Imagine it’s a typical Thursday night on your college campus. It’s almost midnight, and you and pretty much everyone around you is at the peak of their drunkenness for the night. There’s a dumb freshman doing something only a dumb freshman would do, some girl crying over something that doesn’t matter, and two guys trying to fight each other for no reason whatsoever. You and your friend of the opposite sex are laughing hysterically about something that probably isn’t very funny. The guy that sits behind you in that class didn’t text you back, and your friend just ended things with his girlfriend. He’s going on a mixture of cheap beer and premium whiskey, and you’ve been drinking tequila all night. Somehow, someway, you guys end up in bed together the next morning in disbelief. And you don’t hate it. So it’s a little weird, but the next night you go out, it happens again. And again. And again. And before you know it, you’ve got yourself a friend with benefits.
At first you’re like “Ok. I can do this. He’s hot, we’re friends; whatever. I know that usually FWBs never work out, but if Taylor Swift could stop being a whiny loser over boys, I can too, right? I’m not gonna catch feelings. I’ve listened to Blank Space too many times for that.” Oh, you poor delusional soul. Bless your heart.
Then, as you continue hooking up, you notice that he’s left a few things in your dorm. He calls you baby a lot when he’s drunk. And he looks so damn cute when he wakes up. You start to think, “Maybe this could actually be something. You’re supposed to start off as friends anyway, so honestly we’re on the right track. I mean, look at Leslie Knope and Ben Wyatt! Look at Mila Kunis and Ashton Kutcher! Look at every Katherine Heigl movie ever! We were meant to be- better yet meant to bae- and that’s going to be my caption on the first insta of us I put up once we’re actually official.”
In all fairness, you’re not a complete idiot for getting yourself in this situation or expecting a relationship out of it. It happens. But how many times do you have to rewatch He’s Just Not That Into You to get it through your skull? You’re the rule, not the exception.

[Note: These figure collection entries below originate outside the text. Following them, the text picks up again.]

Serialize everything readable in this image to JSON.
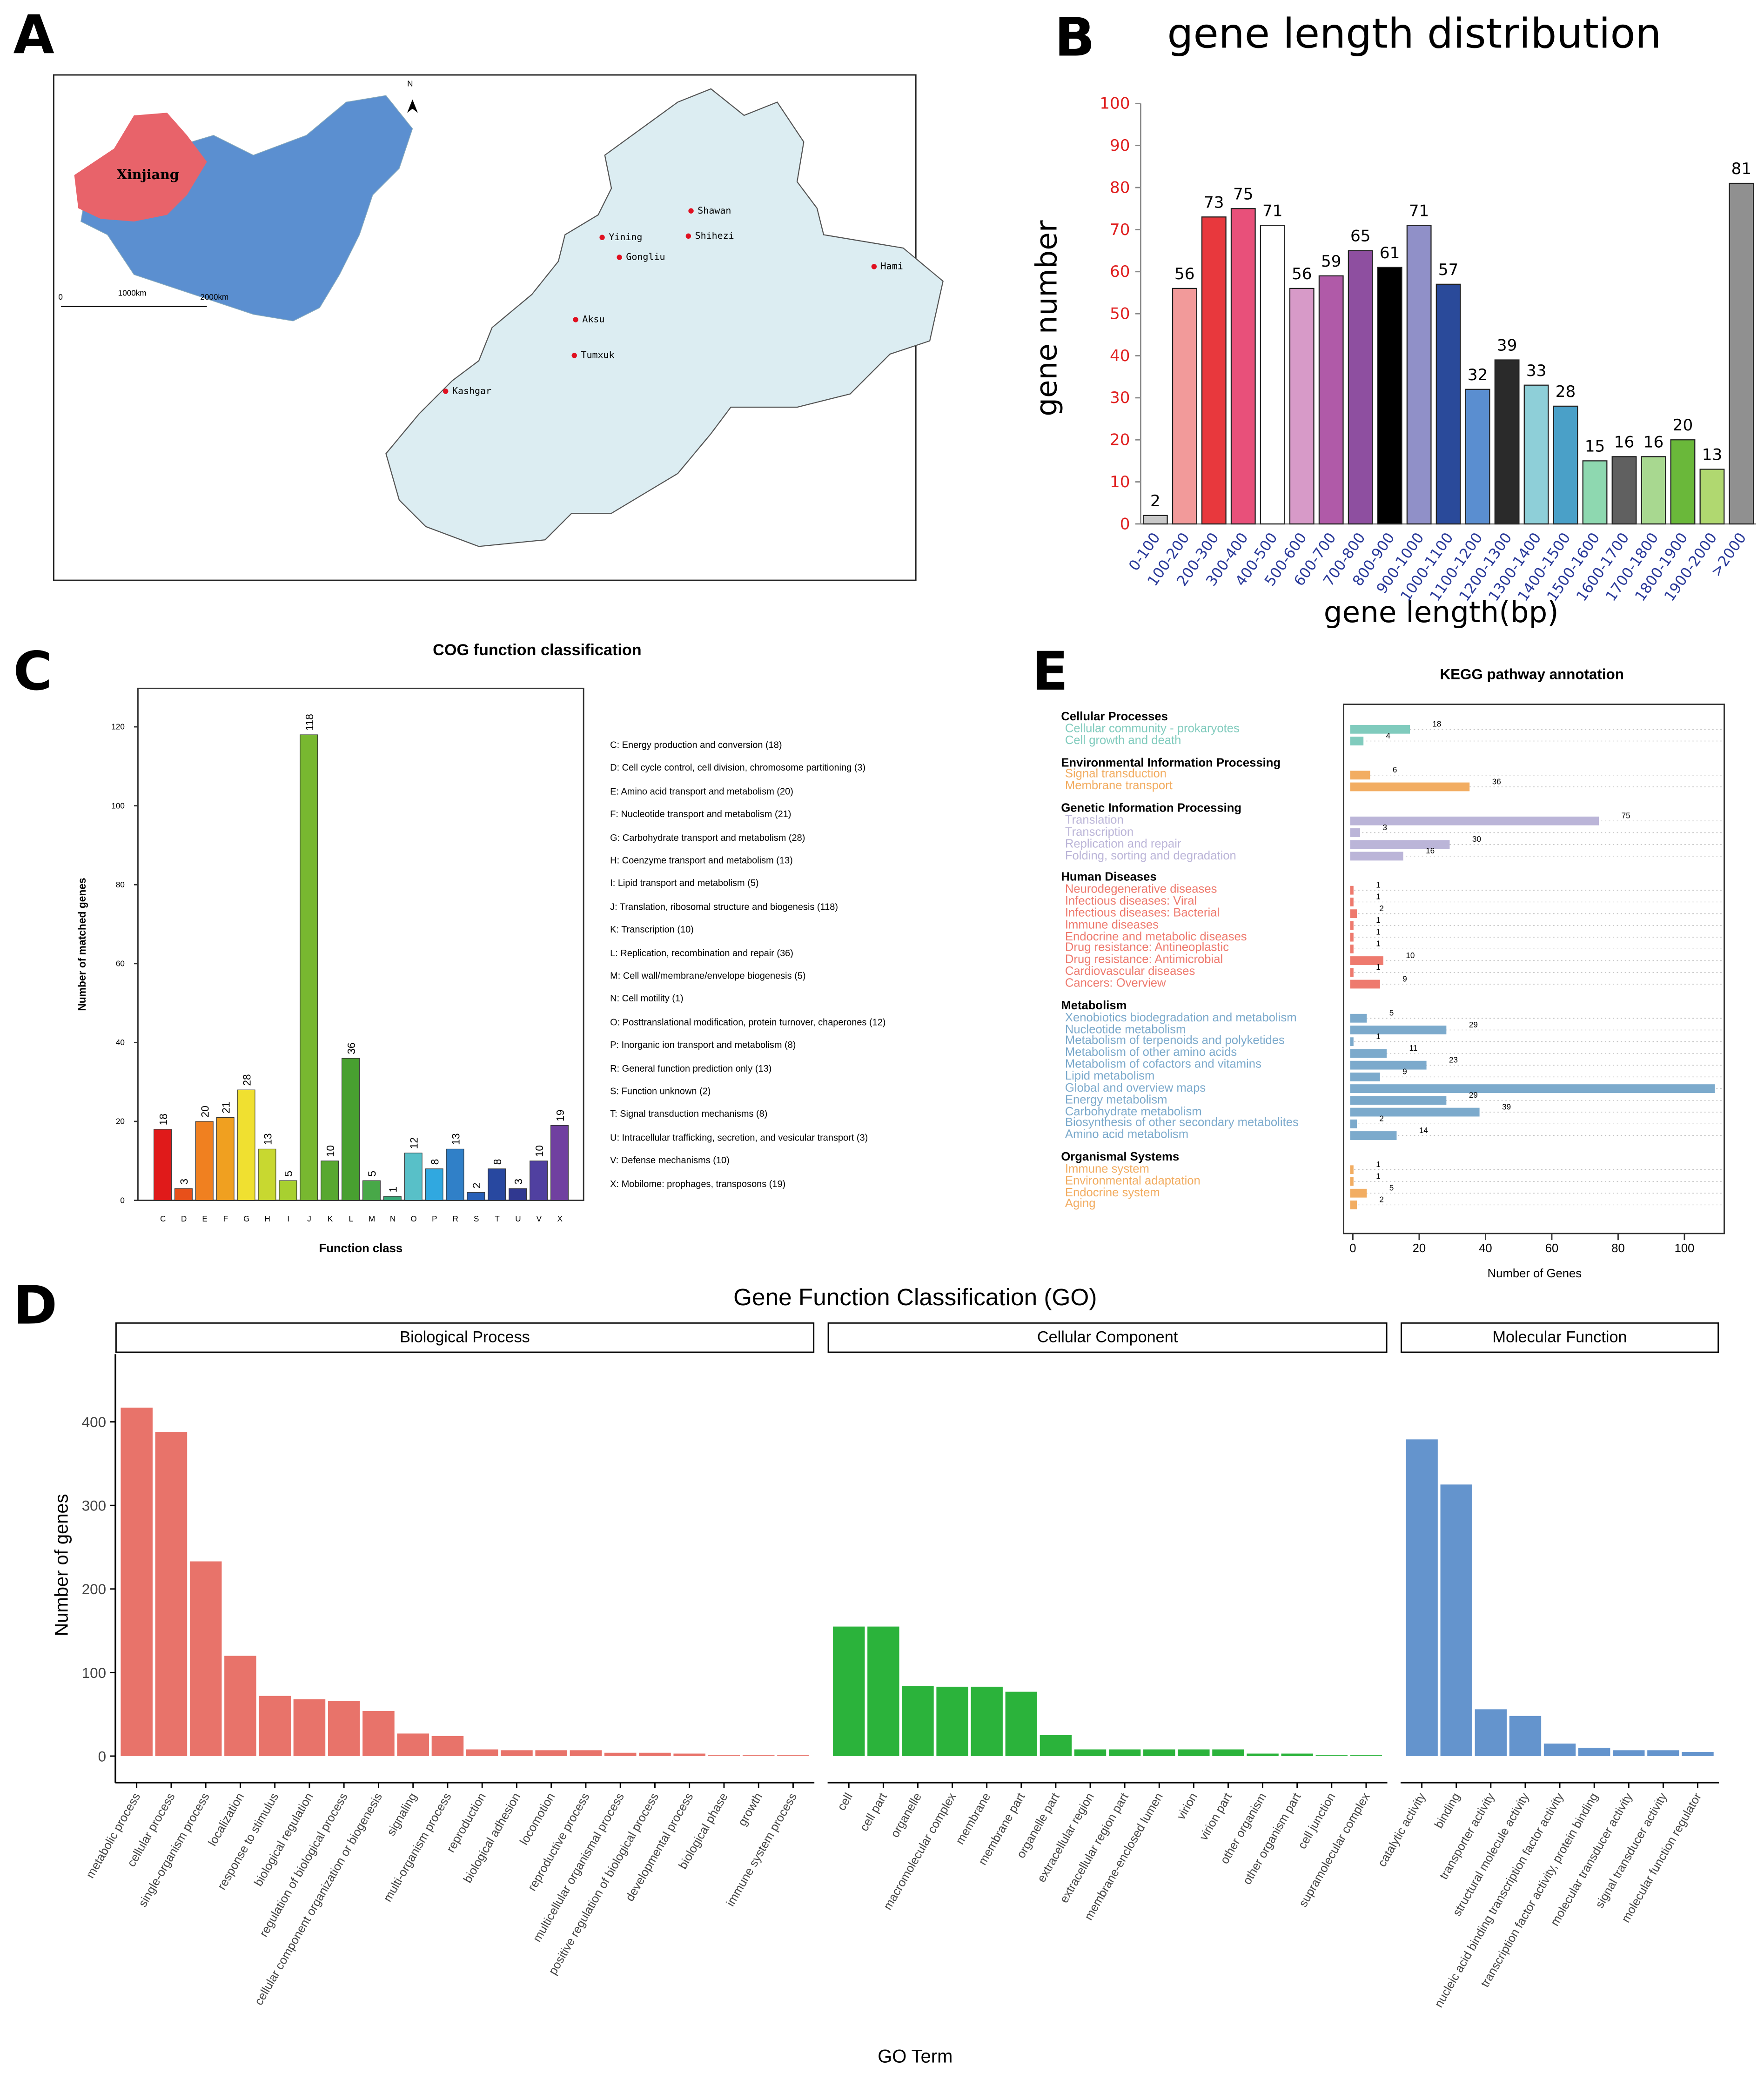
{
  "panels": {
    "a": "A",
    "b": "B",
    "c": "C",
    "d": "D",
    "e": "E"
  },
  "map": {
    "region_label": "Xinjiang",
    "north": "N",
    "scale_labels": [
      "0",
      "1000km",
      "2000km"
    ],
    "cities": [
      {
        "name": "Shawan"
      },
      {
        "name": "Yining"
      },
      {
        "name": "Shihezi"
      },
      {
        "name": "Gongliu"
      },
      {
        "name": "Hami"
      },
      {
        "name": "Aksu"
      },
      {
        "name": "Tumxuk"
      },
      {
        "name": "Kashgar"
      }
    ],
    "colors": {
      "china": "#5b8fd0",
      "xinjiang": "#e8636a",
      "detail": "#dcedf2"
    }
  },
  "chart_data": [
    {
      "id": "B",
      "type": "bar",
      "title": "gene length distribution",
      "xlabel": "gene length(bp)",
      "ylabel": "gene number",
      "ylim": [
        0,
        100
      ],
      "yticks": [
        0,
        10,
        20,
        30,
        40,
        50,
        60,
        70,
        80,
        90,
        100
      ],
      "categories": [
        "0-100",
        "100-200",
        "200-300",
        "300-400",
        "400-500",
        "500-600",
        "600-700",
        "700-800",
        "800-900",
        "900-1000",
        "1000-1100",
        "1100-1200",
        "1200-1300",
        "1300-1400",
        "1400-1500",
        "1500-1600",
        "1600-1700",
        "1700-1800",
        "1800-1900",
        "1900-2000",
        ">2000"
      ],
      "values": [
        2,
        56,
        73,
        75,
        71,
        56,
        59,
        65,
        61,
        71,
        57,
        32,
        39,
        33,
        28,
        15,
        16,
        16,
        20,
        13,
        81
      ],
      "colors": [
        "#c8c8c8",
        "#f29a9a",
        "#e8383d",
        "#e8507a",
        "#ffffff",
        "#d79ac8",
        "#b05aa8",
        "#8e4fa0",
        "#000000",
        "#9090c8",
        "#2a4a9a",
        "#5a8ed0",
        "#2a2a2a",
        "#8ecfd8",
        "#4aa0c8",
        "#8ed8b0",
        "#606060",
        "#a8d890",
        "#6ab83a",
        "#b0d870",
        "#909090"
      ]
    },
    {
      "id": "C",
      "type": "bar",
      "title": "COG function classification",
      "xlabel": "Function class",
      "ylabel": "Number of matched genes",
      "ylim": [
        0,
        130
      ],
      "yticks": [
        0,
        20,
        40,
        60,
        80,
        100,
        120
      ],
      "categories": [
        "C",
        "D",
        "E",
        "F",
        "G",
        "H",
        "I",
        "J",
        "K",
        "L",
        "M",
        "N",
        "O",
        "P",
        "R",
        "S",
        "T",
        "U",
        "V",
        "X"
      ],
      "values": [
        18,
        3,
        20,
        21,
        28,
        13,
        5,
        118,
        10,
        36,
        5,
        1,
        12,
        8,
        13,
        2,
        8,
        3,
        10,
        19
      ],
      "colors": [
        "#e01a1a",
        "#e8501a",
        "#f08020",
        "#f0a020",
        "#f0e030",
        "#c8d830",
        "#a8d030",
        "#78b830",
        "#58a830",
        "#48a030",
        "#48a848",
        "#38a878",
        "#58c0c8",
        "#30a8e0",
        "#3080c8",
        "#2860b8",
        "#2848a0",
        "#303890",
        "#5040a0",
        "#7040a0"
      ],
      "legend": [
        "C: Energy production and conversion   (18)",
        "D: Cell cycle control, cell division, chromosome partitioning   (3)",
        "E: Amino acid transport and metabolism   (20)",
        "F: Nucleotide transport and metabolism   (21)",
        "G: Carbohydrate transport and metabolism   (28)",
        "H: Coenzyme transport and metabolism   (13)",
        "I: Lipid transport and metabolism   (5)",
        "J: Translation, ribosomal structure and biogenesis   (118)",
        "K: Transcription   (10)",
        "L: Replication, recombination and repair   (36)",
        "M: Cell wall/membrane/envelope biogenesis   (5)",
        "N: Cell motility   (1)",
        "O: Posttranslational modification, protein turnover, chaperones   (12)",
        "P: Inorganic ion transport and metabolism   (8)",
        "R: General function prediction only   (13)",
        "S: Function unknown   (2)",
        "T: Signal transduction mechanisms   (8)",
        "U: Intracellular trafficking, secretion, and vesicular transport   (3)",
        "V: Defense mechanisms   (10)",
        "X: Mobilome: prophages, transposons   (19)"
      ]
    },
    {
      "id": "E",
      "type": "bar",
      "orientation": "horizontal",
      "title": "KEGG pathway annotation",
      "xlabel": "Number of Genes",
      "xlim": [
        0,
        110
      ],
      "xticks": [
        0,
        20,
        40,
        60,
        80,
        100
      ],
      "groups": [
        {
          "name": "Cellular Processes",
          "color": "#80cbbd",
          "items": [
            [
              "Cellular community - prokaryotes",
              18
            ],
            [
              "Cell growth and death",
              4
            ]
          ]
        },
        {
          "name": "Environmental Information Processing",
          "color": "#f2ad62",
          "items": [
            [
              "Signal transduction",
              6
            ],
            [
              "Membrane transport",
              36
            ]
          ]
        },
        {
          "name": "Genetic Information Processing",
          "color": "#bbb5d8",
          "items": [
            [
              "Translation",
              75
            ],
            [
              "Transcription",
              3
            ],
            [
              "Replication and repair",
              30
            ],
            [
              "Folding, sorting and degradation",
              16
            ]
          ]
        },
        {
          "name": "Human Diseases",
          "color": "#ee7a6e",
          "items": [
            [
              "Neurodegenerative diseases",
              1
            ],
            [
              "Infectious diseases: Viral",
              1
            ],
            [
              "Infectious diseases: Bacterial",
              2
            ],
            [
              "Immune diseases",
              1
            ],
            [
              "Endocrine and metabolic diseases",
              1
            ],
            [
              "Drug resistance: Antineoplastic",
              1
            ],
            [
              "Drug resistance: Antimicrobial",
              10
            ],
            [
              "Cardiovascular diseases",
              1
            ],
            [
              "Cancers: Overview",
              9
            ]
          ]
        },
        {
          "name": "Metabolism",
          "color": "#7caacc",
          "items": [
            [
              "Xenobiotics biodegradation and metabolism",
              5
            ],
            [
              "Nucleotide metabolism",
              29
            ],
            [
              "Metabolism of terpenoids and polyketides",
              1
            ],
            [
              "Metabolism of other amino acids",
              11
            ],
            [
              "Metabolism of cofactors and vitamins",
              23
            ],
            [
              "Lipid metabolism",
              9
            ],
            [
              "Global and overview maps",
              110
            ],
            [
              "Energy metabolism",
              29
            ],
            [
              "Carbohydrate metabolism",
              39
            ],
            [
              "Biosynthesis of other secondary metabolites",
              2
            ],
            [
              "Amino acid metabolism",
              14
            ]
          ]
        },
        {
          "name": "Organismal Systems",
          "color": "#f2ad62",
          "items": [
            [
              "Immune system",
              1
            ],
            [
              "Environmental adaptation",
              1
            ],
            [
              "Endocrine system",
              5
            ],
            [
              "Aging",
              2
            ]
          ]
        }
      ]
    },
    {
      "id": "D",
      "type": "bar",
      "title": "Gene Function Classification (GO)",
      "xlabel": "GO Term",
      "ylabel": "Number of genes",
      "ylim": [
        0,
        460
      ],
      "yticks": [
        0,
        100,
        200,
        300,
        400
      ],
      "facets": [
        {
          "name": "Biological Process",
          "color": "#e8736a",
          "categories": [
            "metabolic process",
            "cellular process",
            "single-organism process",
            "localization",
            "response to stimulus",
            "biological regulation",
            "regulation of biological process",
            "cellular component organization or biogenesis",
            "signaling",
            "multi-organism process",
            "reproduction",
            "biological adhesion",
            "locomotion",
            "reproductive process",
            "multicellular organismal process",
            "positive regulation of biological process",
            "developmental process",
            "biological phase",
            "growth",
            "immune system process"
          ],
          "values": [
            417,
            388,
            233,
            120,
            72,
            68,
            66,
            54,
            27,
            24,
            8,
            7,
            7,
            7,
            4,
            4,
            3,
            1,
            1,
            1
          ]
        },
        {
          "name": "Cellular Component",
          "color": "#2bb33b",
          "categories": [
            "cell",
            "cell part",
            "organelle",
            "macromolecular complex",
            "membrane",
            "membrane part",
            "organelle part",
            "extracellular region",
            "extracellular region part",
            "membrane-enclosed lumen",
            "virion",
            "virion part",
            "other organism",
            "other organism part",
            "cell junction",
            "supramolecular complex"
          ],
          "values": [
            155,
            155,
            84,
            83,
            83,
            77,
            25,
            8,
            8,
            8,
            8,
            8,
            3,
            3,
            1,
            1
          ]
        },
        {
          "name": "Molecular Function",
          "color": "#6494cd",
          "categories": [
            "catalytic activity",
            "binding",
            "transporter activity",
            "structural molecule activity",
            "nucleic acid binding transcription factor activity",
            "transcription factor activity, protein binding",
            "molecular transducer activity",
            "signal transducer activity",
            "molecular function regulator"
          ],
          "values": [
            379,
            325,
            56,
            48,
            15,
            10,
            7,
            7,
            5
          ]
        }
      ]
    }
  ]
}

There’s a chance that you and this friend of yours will have a happily ever after straight out of a rom com, but there’s an exponentially greater chance of this ending in flames. You’re going to get to a weird place where you aren’t technically exclusive, but it’s implied that some kind of conversation is coming up about it. You’re going to hope for him to see the girlfriend potential in you on his own, and make it social media official. But boys are morons, and most of them view college as a challenge of sleeping with as many girls as possible while catching as few STDs as possible. So you’ll be a little more aggressive in trying to make your intentions clear, and more likely than not, he’ll get freaked out and start distancing himself from you. If you actually do ever have the conversation, it will be something along the lines of “not needing a label” or “going with the flow.”
One of you is either going to get serious about someone else, get tired of banging the other one, or catch unrequited feelings. And statistically speaking, you’re going to be the one with the short end of the stick.
Maybe you’re part of the small percent of women that genuinely enjoy casual, emotionless sex. But every self proclaimed feminist I know that likes to ramble on about how women have the same sexual impulses as men, but have been societally conditioned to resist them, feels slighted and offended when they are treated the way they ask to be treated. When they aren’t called, or texted, or spooned, or taken on dates after the fact, they’re unhappy. As much as I love Samantha Jones, she is a very rare woman to find in real life, and even her character was insecure in herself and her choices sometimes.
So instead of kidding yourself into thinking you’re someone that you aren’t, that wants something that you don’t, be honest with yourself. Stop getting in confusing, pseudo-relationships that leave you feeling empty and discarded a few months down the line. Believe it or not, you have every right to reject the college hookup culture. Dates are still a thing, and if you stop accepting Netflix and chill, you might get a real one.